Henry Levin had previously directed the Dino De Laurentiis superspy film Kiss the Girls and Make Them Die for Columbia. He would also direct the following Matt Helm film, The Ambushers. The titles are again by Wayne Fitzgerald, and James Curtis Havens continued in the series as second unit director.

Like its predecessor, the film is full of jokes, bizarre secret weapons like a Hy Hunter Bolomauser modified AR-7 pistol configuration that only fires ten seconds after the trigger is pulled, plenty of beautiful women, and fashionable mod 1966 costumes by Moss Mabry. Karl Malden's character uses a Gyrojet spearfiring pistol and a volley gun type pistol. Helm kills a guard with a dart fired out of a cigarette; a weapon also used in You Only Live Twice. Martin's Helm drove a 1966 Ford Thunderbird landau.

==Reception==
Released only ten months after The Silencers, Murderers' Row was the eleventh highest-grossing film of the year. The film received 1967 second place Laurel Awards for Best Action Drama and Best Action Performance for Martin.

Murderers' Row was followed by The Ambushers (1967) and The Wrecking Crew (1968). A fifth film, The Ravagers with Sharon Tate reprising her Wrecking Crew character and Dean Martin doing a dual role, was announced but never produced. Martin refused to make The Ravagers so Columbia reportedly held up Martin's share of the profits on Murderers' Row.

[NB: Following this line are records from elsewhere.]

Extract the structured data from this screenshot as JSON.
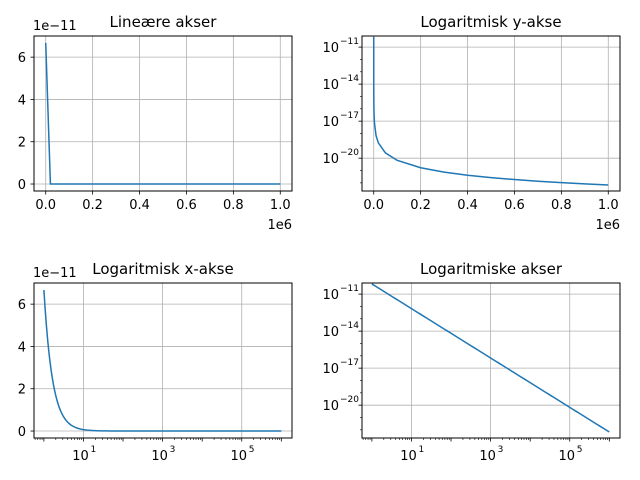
{
  "chart_data": [
    {
      "type": "line",
      "title": "Lineære akser",
      "xscale": "linear",
      "yscale": "linear",
      "x": [
        1,
        20000,
        200000,
        400000,
        600000,
        800000,
        1000000
      ],
      "y": [
        6.674e-11,
        1.67e-19,
        1.67e-21,
        4.2e-22,
        1.9e-22,
        1e-22,
        6.67e-23
      ],
      "xlim": [
        -50000,
        1050000
      ],
      "ylim": [
        -3.3e-12,
        7e-11
      ],
      "xticks": [
        0,
        200000,
        400000,
        600000,
        800000,
        1000000
      ],
      "xticklabels": [
        "0.0",
        "0.2",
        "0.4",
        "0.6",
        "0.8",
        "1.0"
      ],
      "yticks": [
        0,
        2e-11,
        4e-11,
        6e-11
      ],
      "yticklabels": [
        "0",
        "2",
        "4",
        "6"
      ],
      "x_offset_label": "1e6",
      "y_offset_label": "1e−11",
      "grid": true
    },
    {
      "type": "line",
      "title": "Logaritmisk y-akse",
      "xscale": "linear",
      "yscale": "log",
      "x": [
        1,
        10,
        30,
        100,
        300,
        1000,
        3000,
        10000,
        20000,
        50000,
        100000,
        200000,
        300000,
        400000,
        500000,
        600000,
        700000,
        800000,
        900000,
        1000000
      ],
      "ylim_exp": [
        -22.66,
        -10.1
      ],
      "xlim": [
        -50000,
        1050000
      ],
      "xticks": [
        0,
        200000,
        400000,
        600000,
        800000,
        1000000
      ],
      "xticklabels": [
        "0.0",
        "0.2",
        "0.4",
        "0.6",
        "0.8",
        "1.0"
      ],
      "yticks_exp": [
        -11,
        -14,
        -17,
        -20
      ],
      "x_offset_label": "1e6",
      "grid": true
    },
    {
      "type": "line",
      "title": "Logaritmisk x-akse",
      "xscale": "log",
      "yscale": "linear",
      "xlim_exp": [
        -0.25,
        6.27
      ],
      "ylim": [
        -3.3e-12,
        7e-11
      ],
      "xticks_exp": [
        1,
        3,
        5
      ],
      "yticks": [
        0,
        2e-11,
        4e-11,
        6e-11
      ],
      "yticklabels": [
        "0",
        "2",
        "4",
        "6"
      ],
      "y_offset_label": "1e−11",
      "grid": true
    },
    {
      "type": "line",
      "title": "Logaritmiske akser",
      "xscale": "log",
      "yscale": "log",
      "xlim_exp": [
        -0.25,
        6.27
      ],
      "ylim_exp": [
        -22.66,
        -10.1
      ],
      "xticks_exp": [
        1,
        3,
        5
      ],
      "yticks_exp": [
        -11,
        -14,
        -17,
        -20
      ],
      "grid": true
    }
  ],
  "series_color": "#1f77b4"
}
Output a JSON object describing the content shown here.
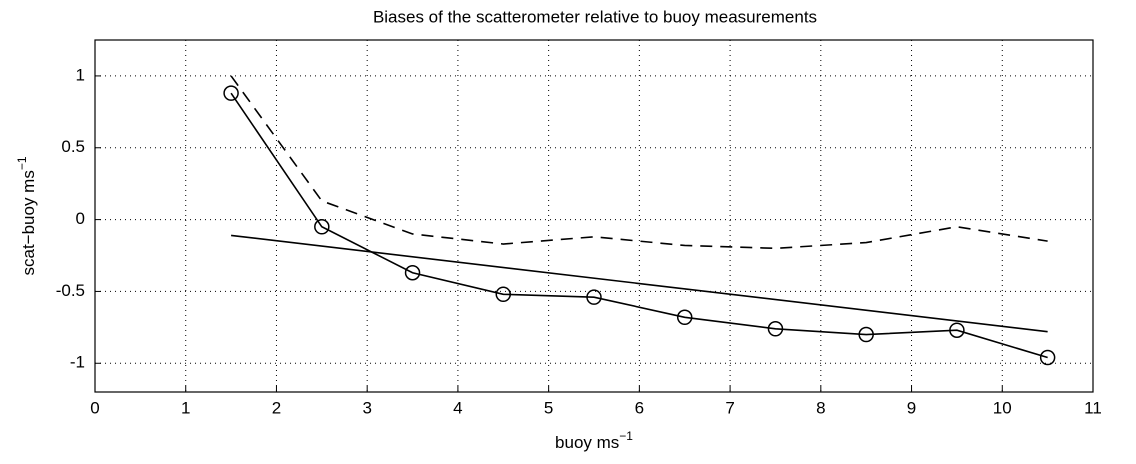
{
  "chart_data": {
    "type": "line",
    "title": "Biases of the scatterometer relative to buoy measurements",
    "xlabel": "buoy ms",
    "xlabel_superscript": "−1",
    "ylabel": "scat−buoy ms",
    "ylabel_superscript": "−1",
    "xlim": [
      0,
      11
    ],
    "xticks": [
      0,
      1,
      2,
      3,
      4,
      5,
      6,
      7,
      8,
      9,
      10,
      11
    ],
    "ylim": [
      -1.2,
      1.25
    ],
    "yticks": [
      -1,
      -0.5,
      0,
      0.5,
      1
    ],
    "grid": true,
    "series": [
      {
        "color": "#000000",
        "style": "solid",
        "marker": "circle",
        "x": [
          1.5,
          2.5,
          3.5,
          4.5,
          5.5,
          6.5,
          7.5,
          8.5,
          9.5,
          10.5
        ],
        "values": [
          0.88,
          -0.05,
          -0.37,
          -0.52,
          -0.54,
          -0.68,
          -0.76,
          -0.8,
          -0.77,
          -0.96
        ]
      },
      {
        "color": "#000000",
        "style": "dashed",
        "x": [
          1.5,
          2.5,
          3.5,
          4.5,
          5.5,
          6.5,
          7.5,
          8.5,
          9.5,
          10.5
        ],
        "values": [
          1.0,
          0.13,
          -0.1,
          -0.17,
          -0.12,
          -0.18,
          -0.2,
          -0.16,
          -0.05,
          -0.15
        ]
      },
      {
        "color": "#000000",
        "style": "solid",
        "x": [
          1.5,
          10.5
        ],
        "values": [
          -0.11,
          -0.78
        ]
      }
    ]
  }
}
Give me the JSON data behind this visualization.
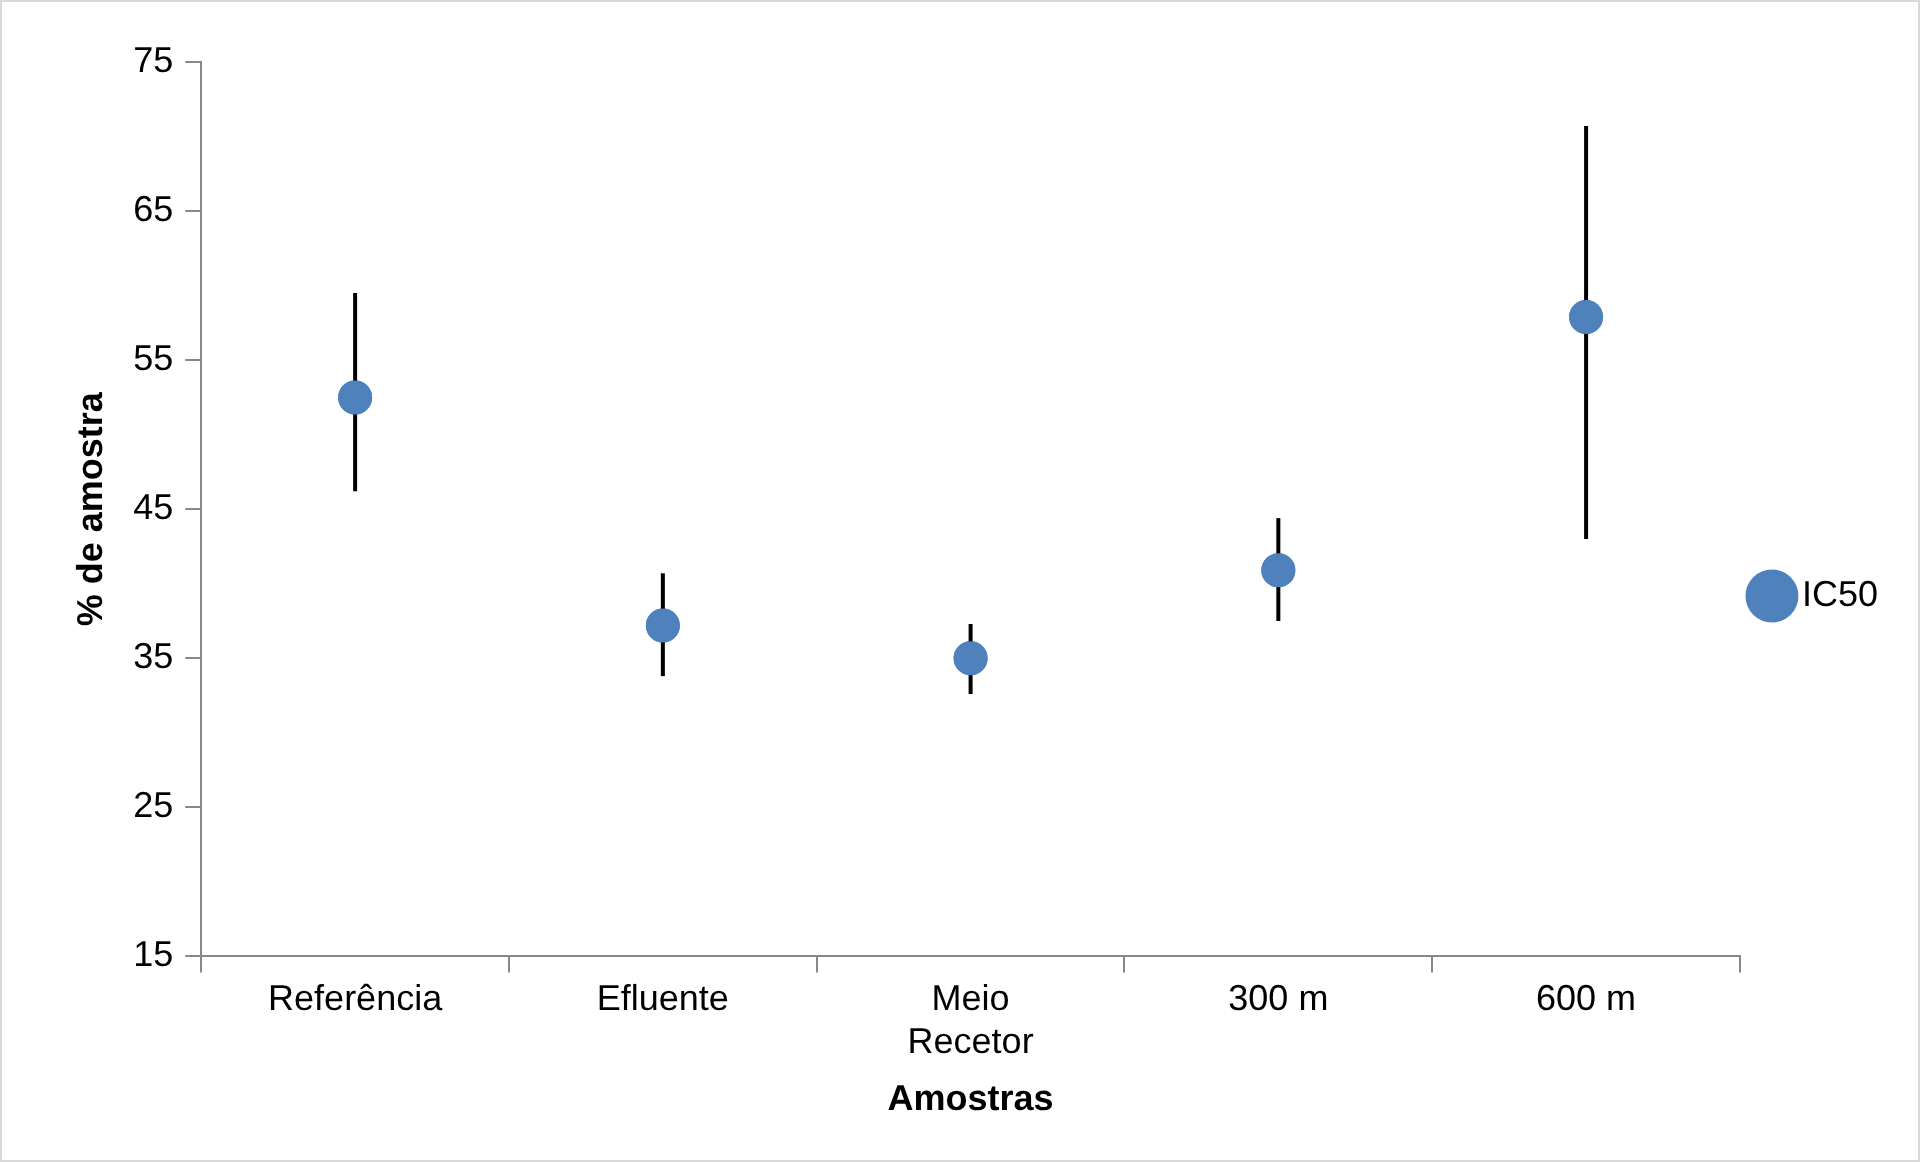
{
  "chart_data": {
    "type": "scatter",
    "xlabel": "Amostras",
    "ylabel": "% de amostra",
    "categories": [
      "Referência",
      "Efluente",
      "Meio Recetor",
      "300 m",
      "600 m"
    ],
    "series": [
      {
        "name": "IC50",
        "color": "#4f81bd",
        "values": [
          52.5,
          37.2,
          35.0,
          40.9,
          57.9
        ],
        "errors": [
          [
            46.2,
            59.5
          ],
          [
            33.8,
            40.7
          ],
          [
            32.6,
            37.3
          ],
          [
            37.5,
            44.4
          ],
          [
            43.0,
            70.7
          ]
        ]
      }
    ],
    "ylim": [
      15,
      75
    ],
    "yticks": [
      15,
      25,
      35,
      45,
      55,
      65,
      75
    ],
    "grid": false,
    "legend": "right",
    "marker": "circle"
  }
}
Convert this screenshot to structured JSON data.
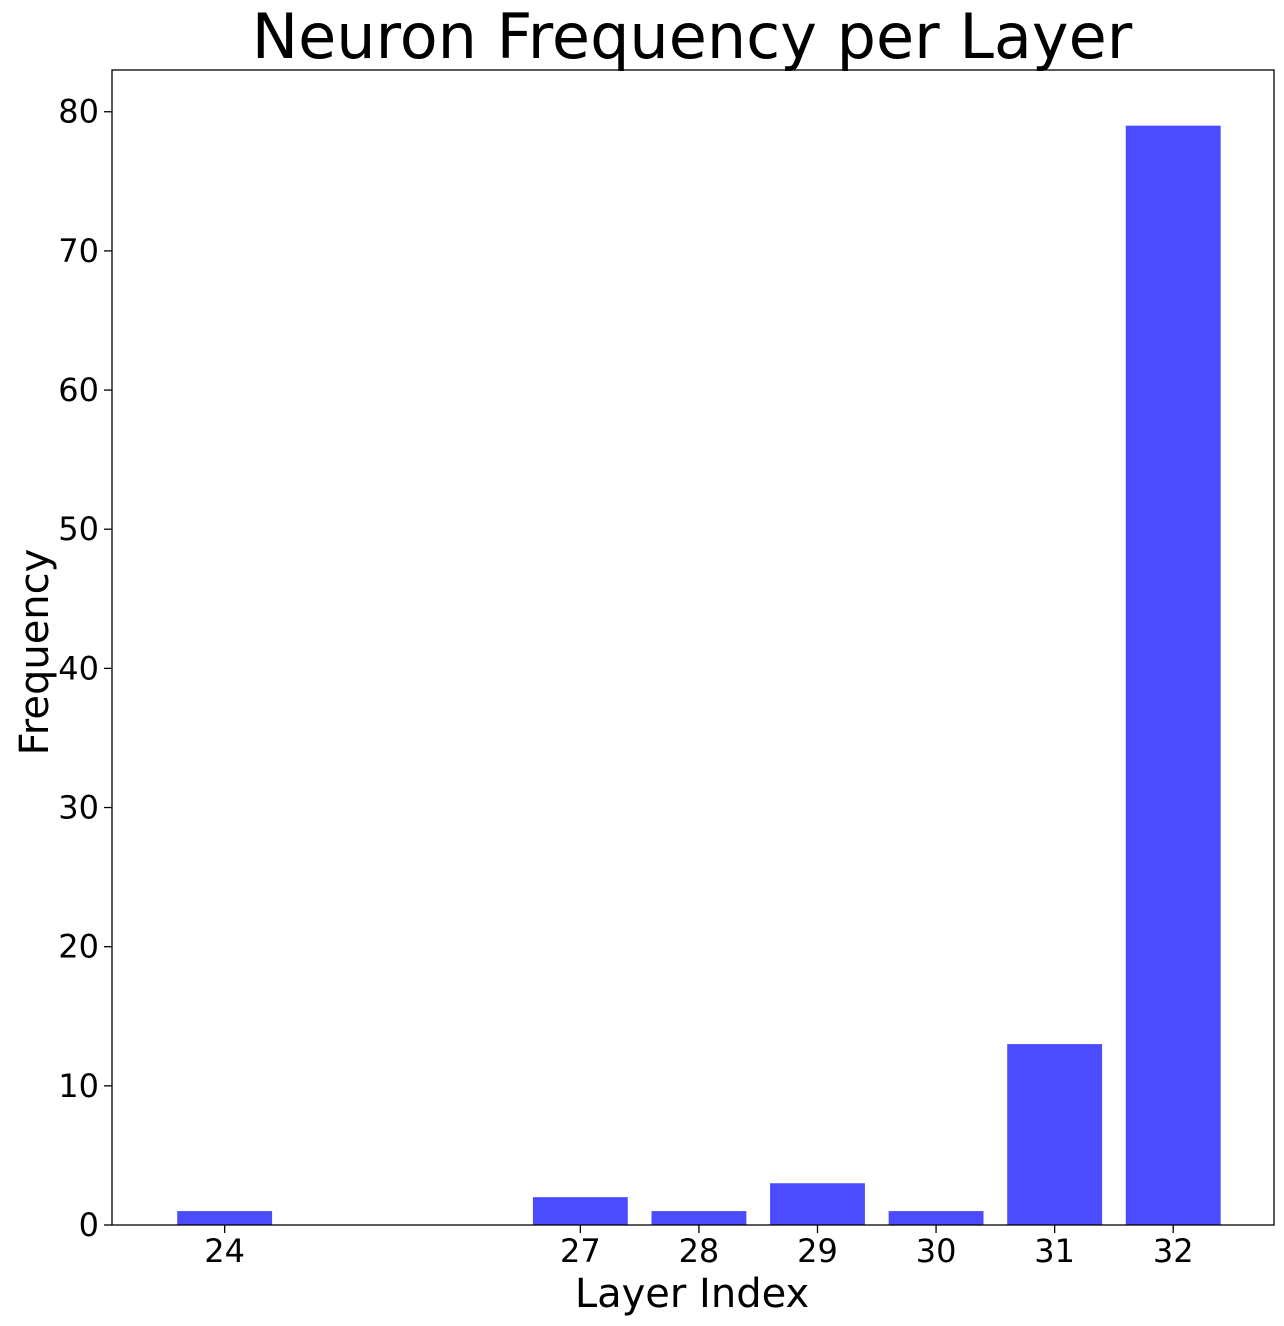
{
  "chart_data": {
    "type": "bar",
    "title": "Neuron Frequency per Layer",
    "xlabel": "Layer Index",
    "ylabel": "Frequency",
    "x": [
      24,
      27,
      28,
      29,
      30,
      31,
      32
    ],
    "values": [
      1,
      2,
      1,
      3,
      1,
      13,
      79
    ],
    "x_ticks": [
      "24",
      "27",
      "28",
      "29",
      "30",
      "31",
      "32"
    ],
    "y_ticks": [
      "0",
      "10",
      "20",
      "30",
      "40",
      "50",
      "60",
      "70",
      "80"
    ],
    "xlim": [
      23.05,
      32.85
    ],
    "ylim": [
      0,
      83
    ],
    "bar_width": 0.8,
    "bar_color": "#4b4bff",
    "grid": false,
    "legend": null
  }
}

The 1960s Helm spoofs (as well as the two Derek Flint movies with James Coburn, the first of which came out the same year as the first Helm feature) seemed to become the template of the 1970s Bond films and in some cases Helm film set pieces were copied by the later Bonds. In Diamonds Are Forever, SPECTRE threatens the world with a heliobeam device from an orbiting satellite. The electromagnetic demise of Ironhead in the film happens to the giant "Jaws" villain in The Spy Who Loved Me, the hovercraft chase on sea and land reoccurs with a gadget-filled gondola in Moonraker with that film's evil mastermind Hugo Drax making jokes similar to Julian Wall.

== Soundtrack ==

The film score is by Lalo Schifrin, replacing Elmer Bernstein. In addition to the driving main theme and spy time score, Schifrin includes some jazz pieces, with one having a cover version by Bud Shank, as well as a song with lyrics by Howard Greenfield ("I'm Not the Marrying Kind") for Martin that, due to contractual rights, didn't appear on the soundtrack album. It did, however, appear on Martin's LP, Happiness is Dean Martin.

Billy Strange slightly changed Schifrin's main title to be an "original" composition entitled "Spanish Spy" on his James Bond Double Feature album.

The pop group Dino, Desi & Billy (which featured Martin's son, Dean Paul Martin, who calls Helm "Dad" in the film) makes an appearance and sings the Boyce & Hart song, "If You're Thinkin' What I'm Thinkin'".